Relations between the US and the EU have worsened since Trump's arrival in the White House due to commercial disputes, the decision to withdraw the US of the nuclear agreement with Iran and the climate pact in Paris, and the transfer of the US Embassy to Jerusalem. That’s why the United States results in the main topic of discussion at the dinner of leaders, prior to the summit of the Balkans that takes place this Thursday in Sofia. To refine the strategy to save the nuclear pact, the college of curators discussed in the morning in Brussels a sketch of possible community remedies. The president of the Commission, Jean-Claude Juncker, and the head of European diplomacy, Federica Mogherini, have begun to concretize them on Wednesday, in particular the protection of European companies that invest in Iran and that may be harmed by extraterritorial sanctions that Washington will apply after his departure from the pact.

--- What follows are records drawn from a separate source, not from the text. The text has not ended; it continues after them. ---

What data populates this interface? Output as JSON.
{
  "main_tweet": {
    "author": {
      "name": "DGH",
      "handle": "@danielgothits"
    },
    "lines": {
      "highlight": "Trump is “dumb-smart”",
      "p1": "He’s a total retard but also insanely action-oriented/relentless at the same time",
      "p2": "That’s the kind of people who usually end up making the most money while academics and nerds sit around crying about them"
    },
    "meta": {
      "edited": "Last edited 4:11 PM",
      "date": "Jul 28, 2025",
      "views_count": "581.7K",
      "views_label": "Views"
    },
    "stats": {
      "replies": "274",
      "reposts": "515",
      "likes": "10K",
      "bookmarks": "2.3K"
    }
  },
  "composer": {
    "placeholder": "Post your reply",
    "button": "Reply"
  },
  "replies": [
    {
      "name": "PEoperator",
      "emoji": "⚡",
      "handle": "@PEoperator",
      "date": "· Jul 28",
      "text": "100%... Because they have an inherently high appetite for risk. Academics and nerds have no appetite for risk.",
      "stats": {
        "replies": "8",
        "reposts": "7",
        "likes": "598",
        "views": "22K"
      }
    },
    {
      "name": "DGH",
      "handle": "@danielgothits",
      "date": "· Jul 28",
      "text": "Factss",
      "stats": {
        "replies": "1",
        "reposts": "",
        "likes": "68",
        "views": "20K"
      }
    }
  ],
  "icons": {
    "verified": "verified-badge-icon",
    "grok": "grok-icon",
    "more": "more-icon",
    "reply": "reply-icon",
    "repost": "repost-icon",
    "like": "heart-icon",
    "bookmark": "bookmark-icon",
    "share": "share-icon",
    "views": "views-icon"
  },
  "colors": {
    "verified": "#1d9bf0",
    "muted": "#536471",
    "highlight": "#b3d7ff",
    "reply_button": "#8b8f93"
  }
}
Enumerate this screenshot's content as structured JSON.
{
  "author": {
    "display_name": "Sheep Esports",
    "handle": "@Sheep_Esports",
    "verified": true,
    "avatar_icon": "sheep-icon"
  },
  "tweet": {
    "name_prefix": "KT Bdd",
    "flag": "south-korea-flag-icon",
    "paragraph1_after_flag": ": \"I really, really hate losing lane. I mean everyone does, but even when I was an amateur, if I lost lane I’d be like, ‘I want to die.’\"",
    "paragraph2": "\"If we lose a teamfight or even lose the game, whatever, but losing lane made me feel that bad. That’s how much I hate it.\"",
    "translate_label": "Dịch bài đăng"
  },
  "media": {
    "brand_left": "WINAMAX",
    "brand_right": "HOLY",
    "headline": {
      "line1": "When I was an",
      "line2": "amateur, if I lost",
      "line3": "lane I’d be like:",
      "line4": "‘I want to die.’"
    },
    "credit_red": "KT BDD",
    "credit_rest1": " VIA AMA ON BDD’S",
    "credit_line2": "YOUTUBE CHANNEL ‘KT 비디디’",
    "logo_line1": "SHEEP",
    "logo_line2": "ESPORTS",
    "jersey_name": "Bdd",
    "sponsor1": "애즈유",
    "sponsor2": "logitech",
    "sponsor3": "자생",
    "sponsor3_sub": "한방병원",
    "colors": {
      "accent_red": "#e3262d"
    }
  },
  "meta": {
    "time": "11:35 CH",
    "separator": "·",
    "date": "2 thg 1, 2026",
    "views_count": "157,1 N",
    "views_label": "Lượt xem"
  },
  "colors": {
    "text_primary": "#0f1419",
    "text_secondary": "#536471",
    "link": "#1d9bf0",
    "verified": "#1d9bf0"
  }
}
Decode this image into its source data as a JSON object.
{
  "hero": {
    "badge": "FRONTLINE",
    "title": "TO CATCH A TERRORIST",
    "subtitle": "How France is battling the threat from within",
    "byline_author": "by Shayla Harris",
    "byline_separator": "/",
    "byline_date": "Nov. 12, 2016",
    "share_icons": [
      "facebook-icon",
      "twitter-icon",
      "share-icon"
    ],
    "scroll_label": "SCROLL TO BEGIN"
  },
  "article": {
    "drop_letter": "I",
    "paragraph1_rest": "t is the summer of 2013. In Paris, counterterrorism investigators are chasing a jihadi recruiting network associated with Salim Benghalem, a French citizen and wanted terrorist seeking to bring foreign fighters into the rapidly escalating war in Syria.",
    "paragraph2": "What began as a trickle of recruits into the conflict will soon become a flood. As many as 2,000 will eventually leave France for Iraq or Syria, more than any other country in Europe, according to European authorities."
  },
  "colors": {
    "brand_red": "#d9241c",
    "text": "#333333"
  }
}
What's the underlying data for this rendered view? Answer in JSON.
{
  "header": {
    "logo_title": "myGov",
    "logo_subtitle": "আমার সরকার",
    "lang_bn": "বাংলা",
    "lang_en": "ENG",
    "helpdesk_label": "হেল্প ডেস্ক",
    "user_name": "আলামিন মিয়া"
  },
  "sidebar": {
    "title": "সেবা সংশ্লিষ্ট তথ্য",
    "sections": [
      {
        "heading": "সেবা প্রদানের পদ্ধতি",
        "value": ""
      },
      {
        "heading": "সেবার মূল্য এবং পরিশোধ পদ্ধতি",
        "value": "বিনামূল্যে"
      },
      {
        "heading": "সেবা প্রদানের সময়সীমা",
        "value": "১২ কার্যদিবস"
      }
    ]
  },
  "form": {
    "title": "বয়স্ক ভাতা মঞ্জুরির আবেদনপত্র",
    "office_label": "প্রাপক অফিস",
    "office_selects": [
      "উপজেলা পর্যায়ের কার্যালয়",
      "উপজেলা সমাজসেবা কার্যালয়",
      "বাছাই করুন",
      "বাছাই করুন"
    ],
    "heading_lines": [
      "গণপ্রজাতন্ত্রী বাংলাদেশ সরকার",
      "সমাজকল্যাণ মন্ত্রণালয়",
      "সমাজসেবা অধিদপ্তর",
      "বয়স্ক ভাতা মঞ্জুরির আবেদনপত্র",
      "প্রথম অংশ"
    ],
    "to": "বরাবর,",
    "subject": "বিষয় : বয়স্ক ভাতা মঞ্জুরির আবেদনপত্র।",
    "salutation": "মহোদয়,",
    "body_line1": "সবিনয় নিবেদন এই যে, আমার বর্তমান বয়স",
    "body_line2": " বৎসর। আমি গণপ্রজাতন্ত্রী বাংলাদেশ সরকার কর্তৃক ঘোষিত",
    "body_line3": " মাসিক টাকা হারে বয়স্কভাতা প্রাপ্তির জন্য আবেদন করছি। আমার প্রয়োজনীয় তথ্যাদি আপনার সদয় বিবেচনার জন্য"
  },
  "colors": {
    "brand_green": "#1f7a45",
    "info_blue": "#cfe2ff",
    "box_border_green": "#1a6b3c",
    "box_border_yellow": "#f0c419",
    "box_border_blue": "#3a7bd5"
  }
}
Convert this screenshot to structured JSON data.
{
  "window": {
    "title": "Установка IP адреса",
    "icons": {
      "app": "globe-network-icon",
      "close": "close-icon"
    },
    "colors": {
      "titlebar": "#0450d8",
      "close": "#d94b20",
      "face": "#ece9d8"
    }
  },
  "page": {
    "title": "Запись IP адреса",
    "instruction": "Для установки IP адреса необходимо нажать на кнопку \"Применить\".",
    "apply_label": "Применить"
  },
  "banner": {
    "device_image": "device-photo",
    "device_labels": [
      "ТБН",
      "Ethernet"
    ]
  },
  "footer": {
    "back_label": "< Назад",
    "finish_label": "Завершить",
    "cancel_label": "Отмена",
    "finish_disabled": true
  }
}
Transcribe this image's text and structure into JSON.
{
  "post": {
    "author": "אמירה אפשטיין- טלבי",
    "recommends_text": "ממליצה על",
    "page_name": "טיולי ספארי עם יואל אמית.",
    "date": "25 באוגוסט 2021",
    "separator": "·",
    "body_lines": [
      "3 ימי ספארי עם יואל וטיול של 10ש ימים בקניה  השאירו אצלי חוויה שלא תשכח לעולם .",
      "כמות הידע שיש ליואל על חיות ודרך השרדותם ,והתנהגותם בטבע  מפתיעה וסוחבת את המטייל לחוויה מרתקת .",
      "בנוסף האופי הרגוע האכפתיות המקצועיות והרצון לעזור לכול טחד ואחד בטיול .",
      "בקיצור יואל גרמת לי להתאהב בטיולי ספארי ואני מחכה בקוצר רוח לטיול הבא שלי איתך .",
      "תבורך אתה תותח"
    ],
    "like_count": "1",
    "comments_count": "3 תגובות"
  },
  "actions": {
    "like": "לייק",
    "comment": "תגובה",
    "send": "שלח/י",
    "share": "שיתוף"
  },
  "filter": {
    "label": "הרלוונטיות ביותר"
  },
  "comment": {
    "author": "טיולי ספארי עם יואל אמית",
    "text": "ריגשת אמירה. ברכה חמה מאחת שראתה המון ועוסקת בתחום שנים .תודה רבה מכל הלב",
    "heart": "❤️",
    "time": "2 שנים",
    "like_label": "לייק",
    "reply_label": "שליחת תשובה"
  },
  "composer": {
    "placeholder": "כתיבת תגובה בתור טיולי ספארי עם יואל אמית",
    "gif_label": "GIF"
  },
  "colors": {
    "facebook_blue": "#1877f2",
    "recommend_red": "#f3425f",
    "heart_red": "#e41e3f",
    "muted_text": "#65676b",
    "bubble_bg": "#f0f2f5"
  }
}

But the case of Total, the European company with the most visibility in Iran after the lifting of sanctions in 2015, evidences the difficulty of this exercise. The oil company has announced on Wednesday that it may be forced to abandon a large gas field in the Middle East giant as a result of US punishment. "Our media are there. We will use them, but they are limited,"Juncker admitted at a press conference from Brussels. At his side, the Secretary General of the UN, António Guterres, added: "I can only express my wish that the European measures succeed." The United Nations endorsed the nuclear pact with Iran, signed by the members of the Security Council (United States, Russia, China, France and the United Kingdom) together with Germany and the EU. More pressing than the Iranian chapter is the trade war between Washington and Brussels, which can be reactivated in two weeks. Next June 1 the temporary exemption granted by Trump to Europe to continue selling steel and aluminum without the announced penalty (25% and 10% respectively) expires. "Also here, unity is our main strength," the European Council leader warned, aware that Germany's biggest exposure to this commercial punishment is cracking Brussels' common position.